Financial control. This involves a question of if the business has the right to control the economic aspects of the worker’s job. An independent contractor often has a major investment in equipment used in services for others. However, a significant investment is not necessarily a sign that a worker is an independent contractor. The opportunity for profit or loss is a very important factor. Having the possibility to incur a loss is an indicator the worker is an independent contractor. There are occurrences where expenses may exceed their income from the work. An independent contractor is free to seek out other business opportunities. Also, the method of payment is often a major indicator of an employee versus an independent contractor. An employee is guaranteed a regular hourly wage or a salary for the work they perform. An independent contractor is usually paid a flat fee for the job. However, in some professions such as law, contractors can be paid hourly.

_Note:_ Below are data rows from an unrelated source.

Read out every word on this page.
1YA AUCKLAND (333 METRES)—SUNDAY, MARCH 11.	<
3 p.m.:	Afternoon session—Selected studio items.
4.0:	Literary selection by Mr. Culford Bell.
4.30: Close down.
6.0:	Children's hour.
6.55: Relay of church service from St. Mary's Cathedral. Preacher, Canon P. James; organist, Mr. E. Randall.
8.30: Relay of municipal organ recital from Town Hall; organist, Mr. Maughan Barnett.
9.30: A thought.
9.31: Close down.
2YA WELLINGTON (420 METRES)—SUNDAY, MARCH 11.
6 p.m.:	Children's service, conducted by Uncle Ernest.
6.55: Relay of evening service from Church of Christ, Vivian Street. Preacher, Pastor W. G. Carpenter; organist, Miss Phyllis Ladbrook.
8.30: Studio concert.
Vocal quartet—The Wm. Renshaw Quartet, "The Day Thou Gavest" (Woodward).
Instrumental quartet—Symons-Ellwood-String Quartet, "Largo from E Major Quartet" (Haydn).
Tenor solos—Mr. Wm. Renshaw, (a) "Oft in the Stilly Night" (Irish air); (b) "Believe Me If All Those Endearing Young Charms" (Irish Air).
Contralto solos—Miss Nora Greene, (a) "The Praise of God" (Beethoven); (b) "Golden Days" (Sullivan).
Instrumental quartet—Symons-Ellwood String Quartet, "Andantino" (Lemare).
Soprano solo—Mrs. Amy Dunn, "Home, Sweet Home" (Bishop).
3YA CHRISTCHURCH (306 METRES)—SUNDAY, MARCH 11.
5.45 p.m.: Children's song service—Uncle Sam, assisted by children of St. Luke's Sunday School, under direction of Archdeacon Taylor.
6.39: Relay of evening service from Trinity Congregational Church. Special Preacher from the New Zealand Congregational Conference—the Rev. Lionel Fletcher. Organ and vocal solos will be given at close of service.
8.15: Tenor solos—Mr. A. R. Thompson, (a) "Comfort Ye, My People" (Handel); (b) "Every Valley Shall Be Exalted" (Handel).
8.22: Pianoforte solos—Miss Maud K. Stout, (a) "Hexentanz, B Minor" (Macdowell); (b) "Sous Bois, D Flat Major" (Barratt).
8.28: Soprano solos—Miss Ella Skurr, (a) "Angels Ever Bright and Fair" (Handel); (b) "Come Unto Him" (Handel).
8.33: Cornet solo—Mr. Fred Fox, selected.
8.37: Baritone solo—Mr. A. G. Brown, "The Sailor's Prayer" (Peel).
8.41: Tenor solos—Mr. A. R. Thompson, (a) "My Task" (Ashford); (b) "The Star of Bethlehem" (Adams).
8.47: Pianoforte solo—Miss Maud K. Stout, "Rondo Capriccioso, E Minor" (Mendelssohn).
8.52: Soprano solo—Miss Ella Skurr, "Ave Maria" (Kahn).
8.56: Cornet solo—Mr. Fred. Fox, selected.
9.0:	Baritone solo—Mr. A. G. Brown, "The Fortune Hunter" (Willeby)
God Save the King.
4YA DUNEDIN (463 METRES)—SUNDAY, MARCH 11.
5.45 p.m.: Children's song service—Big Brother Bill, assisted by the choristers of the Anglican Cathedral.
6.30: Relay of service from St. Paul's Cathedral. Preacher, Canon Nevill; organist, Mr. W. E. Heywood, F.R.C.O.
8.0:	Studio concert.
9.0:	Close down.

Type of Relationship. The relationship between two parties generally falls into the categories of written contracts, employee benefits, permanency of the relationship, and services provided as key activities considered under the law. However, the IRS is not required to follow a contract stating that a worker is an independent contractor. It is determined by how the parties work together. Benefits are not granted to contractors. However, a lack of benefits does not mean the worker is an independent contractor. Benefits vary by companies. In addition, if you hire a worker with the expectation that the relationship will continue indefinitely, this is evidence there may be an employer-employee relationship. Independent contractors usually work for a specific project or period. Thus, why contracts are helpful in determining the work an independent contractor will perform.
Pros and Cons
Independent contractors have to pay their own Social Security and Medicare taxes and health insurance. Employees share this tax with their employer. However, contractors quality for tax deductibles in the performance of their work, which is an advantage. Employees hold the advantage of a stable income.
Employees have the advantage when it comes to taxes. Employers pay 50% of your social security and Medicare taxes. Independent contractors have to pay for those taxes on their own. The Self-employment tax is (15.3%) of your earnings. This tax consists of 12.4% Social Security tax & 2.9% Medicare tax. Contractors must pay and file a Form 1040 if they earn $400 or more. Contact a tax preparer to learn more about how to set aside money to pay these taxes so you will not owe the IRS.
Worker’s Compensation: Protect your business from civil suits
Worker’s compensation is a form of insurance that provides wage replacement benefits, death benefits, medical treatment, vocational rehabilitation, and other benefits to employees injured in the course of employment. Each state establishes laws governing worker’s compensation. Independent contractors are not eligible for worker’s compensation coverage because they are not employees. However, some independent contractors purchase their own insurance. This is more common with construction workers.